Story | 27 Apr, 2022

World’s reptiles comprehensively assessed – IUCN Red List

Gland, Switzerland, 27 April 2022 (IUCN) – More than one in five of the world’s reptiles are threatened with extinction, according to the Global Reptile Assessment published on the IUCN Red List of Threatened SpeciesTM.

“Now that the world’s reptiles are comprehensively assessed on the IUCN Red List, we understand in more detail than ever before how the world’s reptiles are doing and what threats they are facing,” said Craig Hilton-Taylor, Head of IUCN’s Red List Unit. “While the results of the assessment are highly concerning, this milestone gives us reason for hope as it will guide conservation actions where they are most urgently needed.”

Over 10,000 reptile species have been assessed, revealing that 21% of all reptile species are at risk of extinction. Habitat loss caused by expanding agriculture, deforestation and urban development are the greatest threats to reptiles worldwide, with South and Southeast Asia a centre of reptile diversity where these threats are prevalent. Other substantial threats include impacts of invasive alien species, especially predators, and unsustainable hunting and trapping of species for human use.
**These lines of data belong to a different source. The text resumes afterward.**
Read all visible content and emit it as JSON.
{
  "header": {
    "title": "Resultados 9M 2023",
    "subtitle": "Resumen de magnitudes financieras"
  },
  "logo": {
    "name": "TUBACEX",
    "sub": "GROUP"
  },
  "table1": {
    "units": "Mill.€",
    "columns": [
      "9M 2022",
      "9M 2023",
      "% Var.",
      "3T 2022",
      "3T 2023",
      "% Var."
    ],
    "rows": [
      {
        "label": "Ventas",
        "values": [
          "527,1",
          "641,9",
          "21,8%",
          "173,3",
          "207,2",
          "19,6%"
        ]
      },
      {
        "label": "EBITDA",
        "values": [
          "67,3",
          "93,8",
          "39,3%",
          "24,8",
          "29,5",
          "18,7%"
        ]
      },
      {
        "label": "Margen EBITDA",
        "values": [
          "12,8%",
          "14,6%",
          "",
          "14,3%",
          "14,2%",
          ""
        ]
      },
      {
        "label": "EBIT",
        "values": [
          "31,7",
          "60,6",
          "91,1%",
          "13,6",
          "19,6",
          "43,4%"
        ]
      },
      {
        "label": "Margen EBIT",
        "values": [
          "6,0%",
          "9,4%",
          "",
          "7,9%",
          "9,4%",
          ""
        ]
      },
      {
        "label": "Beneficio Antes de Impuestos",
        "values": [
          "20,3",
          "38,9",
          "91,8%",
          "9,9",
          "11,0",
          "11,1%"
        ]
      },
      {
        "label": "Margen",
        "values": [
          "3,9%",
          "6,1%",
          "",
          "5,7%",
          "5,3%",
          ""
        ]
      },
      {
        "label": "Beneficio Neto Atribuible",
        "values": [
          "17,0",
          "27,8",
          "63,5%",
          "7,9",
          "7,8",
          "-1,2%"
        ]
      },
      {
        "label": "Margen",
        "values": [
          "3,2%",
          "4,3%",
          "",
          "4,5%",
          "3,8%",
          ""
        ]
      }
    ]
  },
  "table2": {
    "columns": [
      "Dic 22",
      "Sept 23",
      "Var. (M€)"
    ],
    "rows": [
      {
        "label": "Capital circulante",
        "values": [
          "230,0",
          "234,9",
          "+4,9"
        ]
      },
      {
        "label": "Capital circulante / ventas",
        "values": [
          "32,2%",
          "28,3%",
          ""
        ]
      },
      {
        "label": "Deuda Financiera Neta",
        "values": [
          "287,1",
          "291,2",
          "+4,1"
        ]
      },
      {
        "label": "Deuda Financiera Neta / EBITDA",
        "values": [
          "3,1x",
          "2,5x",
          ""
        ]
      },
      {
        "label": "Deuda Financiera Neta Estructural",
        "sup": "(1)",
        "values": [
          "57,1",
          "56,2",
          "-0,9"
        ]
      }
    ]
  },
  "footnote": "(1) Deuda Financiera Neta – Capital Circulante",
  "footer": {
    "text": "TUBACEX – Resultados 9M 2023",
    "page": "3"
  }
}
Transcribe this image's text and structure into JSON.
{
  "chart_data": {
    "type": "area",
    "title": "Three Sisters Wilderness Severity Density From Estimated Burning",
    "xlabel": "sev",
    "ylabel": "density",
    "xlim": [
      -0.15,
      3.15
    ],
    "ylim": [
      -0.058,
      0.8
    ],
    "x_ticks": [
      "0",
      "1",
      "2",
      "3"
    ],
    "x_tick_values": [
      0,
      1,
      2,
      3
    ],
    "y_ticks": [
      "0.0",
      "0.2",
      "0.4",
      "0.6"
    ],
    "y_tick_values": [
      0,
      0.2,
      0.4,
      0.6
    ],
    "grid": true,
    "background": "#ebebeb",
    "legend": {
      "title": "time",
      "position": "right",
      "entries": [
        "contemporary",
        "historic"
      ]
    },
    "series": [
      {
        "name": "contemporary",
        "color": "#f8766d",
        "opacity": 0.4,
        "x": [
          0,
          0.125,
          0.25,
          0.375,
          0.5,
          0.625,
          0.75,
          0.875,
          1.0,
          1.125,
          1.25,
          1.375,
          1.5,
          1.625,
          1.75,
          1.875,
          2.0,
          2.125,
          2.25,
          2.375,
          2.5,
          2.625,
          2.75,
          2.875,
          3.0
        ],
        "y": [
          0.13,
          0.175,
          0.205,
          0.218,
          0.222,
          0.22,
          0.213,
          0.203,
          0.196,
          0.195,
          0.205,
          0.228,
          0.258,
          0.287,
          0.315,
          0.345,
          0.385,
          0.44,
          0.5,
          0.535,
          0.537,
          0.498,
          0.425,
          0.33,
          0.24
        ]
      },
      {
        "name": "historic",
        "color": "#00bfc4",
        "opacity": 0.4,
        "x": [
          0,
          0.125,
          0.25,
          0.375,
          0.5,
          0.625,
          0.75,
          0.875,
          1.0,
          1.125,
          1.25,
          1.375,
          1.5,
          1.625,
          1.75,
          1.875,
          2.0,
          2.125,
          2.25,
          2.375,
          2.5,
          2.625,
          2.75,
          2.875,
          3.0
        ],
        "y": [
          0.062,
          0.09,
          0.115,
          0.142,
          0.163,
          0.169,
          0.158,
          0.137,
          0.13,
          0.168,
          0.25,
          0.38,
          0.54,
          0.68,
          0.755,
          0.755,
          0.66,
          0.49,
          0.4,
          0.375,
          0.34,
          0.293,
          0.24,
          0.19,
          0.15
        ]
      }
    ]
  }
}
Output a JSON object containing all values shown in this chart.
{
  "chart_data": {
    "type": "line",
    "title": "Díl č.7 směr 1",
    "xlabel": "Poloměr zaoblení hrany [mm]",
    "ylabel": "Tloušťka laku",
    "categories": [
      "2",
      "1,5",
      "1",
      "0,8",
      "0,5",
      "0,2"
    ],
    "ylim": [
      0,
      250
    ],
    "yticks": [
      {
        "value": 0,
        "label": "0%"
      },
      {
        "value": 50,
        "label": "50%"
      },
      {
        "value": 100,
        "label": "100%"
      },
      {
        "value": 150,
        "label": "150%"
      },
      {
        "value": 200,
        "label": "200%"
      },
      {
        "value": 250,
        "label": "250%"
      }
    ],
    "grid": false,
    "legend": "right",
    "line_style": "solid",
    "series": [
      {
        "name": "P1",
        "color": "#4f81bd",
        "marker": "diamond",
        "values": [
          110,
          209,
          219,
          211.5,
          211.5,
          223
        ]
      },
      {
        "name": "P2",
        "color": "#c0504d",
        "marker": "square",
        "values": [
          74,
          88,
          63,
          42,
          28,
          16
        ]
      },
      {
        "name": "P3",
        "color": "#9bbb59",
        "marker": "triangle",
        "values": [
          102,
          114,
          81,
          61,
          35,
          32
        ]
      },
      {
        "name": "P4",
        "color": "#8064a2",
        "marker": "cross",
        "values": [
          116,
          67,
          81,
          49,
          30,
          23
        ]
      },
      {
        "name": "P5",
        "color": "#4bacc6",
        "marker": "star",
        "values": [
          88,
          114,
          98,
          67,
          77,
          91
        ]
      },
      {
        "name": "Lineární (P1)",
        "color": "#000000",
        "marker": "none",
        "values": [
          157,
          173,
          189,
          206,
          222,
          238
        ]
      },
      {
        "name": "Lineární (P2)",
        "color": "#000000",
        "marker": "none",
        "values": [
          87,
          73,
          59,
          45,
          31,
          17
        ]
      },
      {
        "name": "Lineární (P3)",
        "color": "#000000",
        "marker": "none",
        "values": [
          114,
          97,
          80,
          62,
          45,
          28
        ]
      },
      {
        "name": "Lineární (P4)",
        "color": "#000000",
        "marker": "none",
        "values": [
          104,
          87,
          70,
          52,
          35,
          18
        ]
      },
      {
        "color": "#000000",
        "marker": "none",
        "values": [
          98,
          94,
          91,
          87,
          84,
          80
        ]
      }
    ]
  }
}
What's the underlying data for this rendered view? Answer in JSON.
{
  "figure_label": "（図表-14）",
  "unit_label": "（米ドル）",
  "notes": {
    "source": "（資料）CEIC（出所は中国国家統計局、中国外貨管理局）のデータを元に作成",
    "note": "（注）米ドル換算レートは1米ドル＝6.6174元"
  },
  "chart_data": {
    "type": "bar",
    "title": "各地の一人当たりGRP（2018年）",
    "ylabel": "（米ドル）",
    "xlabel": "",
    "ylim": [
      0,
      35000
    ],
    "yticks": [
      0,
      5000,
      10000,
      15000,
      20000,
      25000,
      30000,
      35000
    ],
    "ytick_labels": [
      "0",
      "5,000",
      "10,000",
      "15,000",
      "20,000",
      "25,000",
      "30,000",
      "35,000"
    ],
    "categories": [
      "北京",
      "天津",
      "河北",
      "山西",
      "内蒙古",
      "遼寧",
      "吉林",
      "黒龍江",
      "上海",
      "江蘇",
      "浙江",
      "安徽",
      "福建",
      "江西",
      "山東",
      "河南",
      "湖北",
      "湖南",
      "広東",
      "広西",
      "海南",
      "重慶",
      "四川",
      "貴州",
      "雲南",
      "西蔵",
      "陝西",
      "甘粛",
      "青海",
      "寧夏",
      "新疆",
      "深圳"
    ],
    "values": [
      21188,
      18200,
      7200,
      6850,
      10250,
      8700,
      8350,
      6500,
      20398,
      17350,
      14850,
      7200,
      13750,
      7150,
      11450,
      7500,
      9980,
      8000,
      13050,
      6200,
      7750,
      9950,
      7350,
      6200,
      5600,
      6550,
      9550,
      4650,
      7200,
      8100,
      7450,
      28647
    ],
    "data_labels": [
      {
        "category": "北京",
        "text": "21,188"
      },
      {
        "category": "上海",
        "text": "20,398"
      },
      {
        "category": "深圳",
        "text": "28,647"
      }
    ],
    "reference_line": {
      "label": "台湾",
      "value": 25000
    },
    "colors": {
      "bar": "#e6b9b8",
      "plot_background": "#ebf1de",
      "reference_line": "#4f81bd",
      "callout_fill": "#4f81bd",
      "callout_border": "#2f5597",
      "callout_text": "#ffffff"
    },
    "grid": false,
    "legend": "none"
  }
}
Over 900 experts from all over the world contributed to identifying extinction risk factors and mapping reptile distributions as part of the Global Reptile Assessment. Red List Partners NatureServe, Conservation International and the International Union for Conservation of Nature (IUCN) jointly led the global reptile assessment project.

“The IUCN Red List provides the perfect standardised format for assessing extinction risk. We’ve already been able to compare our results to those for other vertebrate groups on the IUCN Red List in a separate study, and demonstrate that reptiles as a group are more threatened than birds, but less than mammals and amphibians,” said Dr Bruce Young, Chief Zoologist and Senior Conservation Scientist at NatureServe.

Half of all crocodiles (11 out of 23 species) are considered threatened on the IUCN Red List. Habitat destruction and conflict with people are the most prevalent threats they face. For example, the gharial is Critically Endangered because dams and construction have fragmented the rivers where it lives, and water extraction for irrigation has reduced river flow and decreased the quality of its remaining habitat. The species is dependent on continued stewardship programs in India and Nepal, which have achieved gains in gharial numbers since the 1970s.

“This assessment leaves no doubt as to the threats that reptiles are facing. If we were to lose them, we would lose billions of years of evolutionary history,” said Neil Cox, Manager of the IUCN-Conservation International Biodiversity Assessment Unit. “The global community has an unprecedented opportunity to begin turning around the looming extinction crisis right now though agreeing a strong, action-oriented post-2020 global biodiversity framework that defines ambitious goals as well as a clear pathway to reach them.”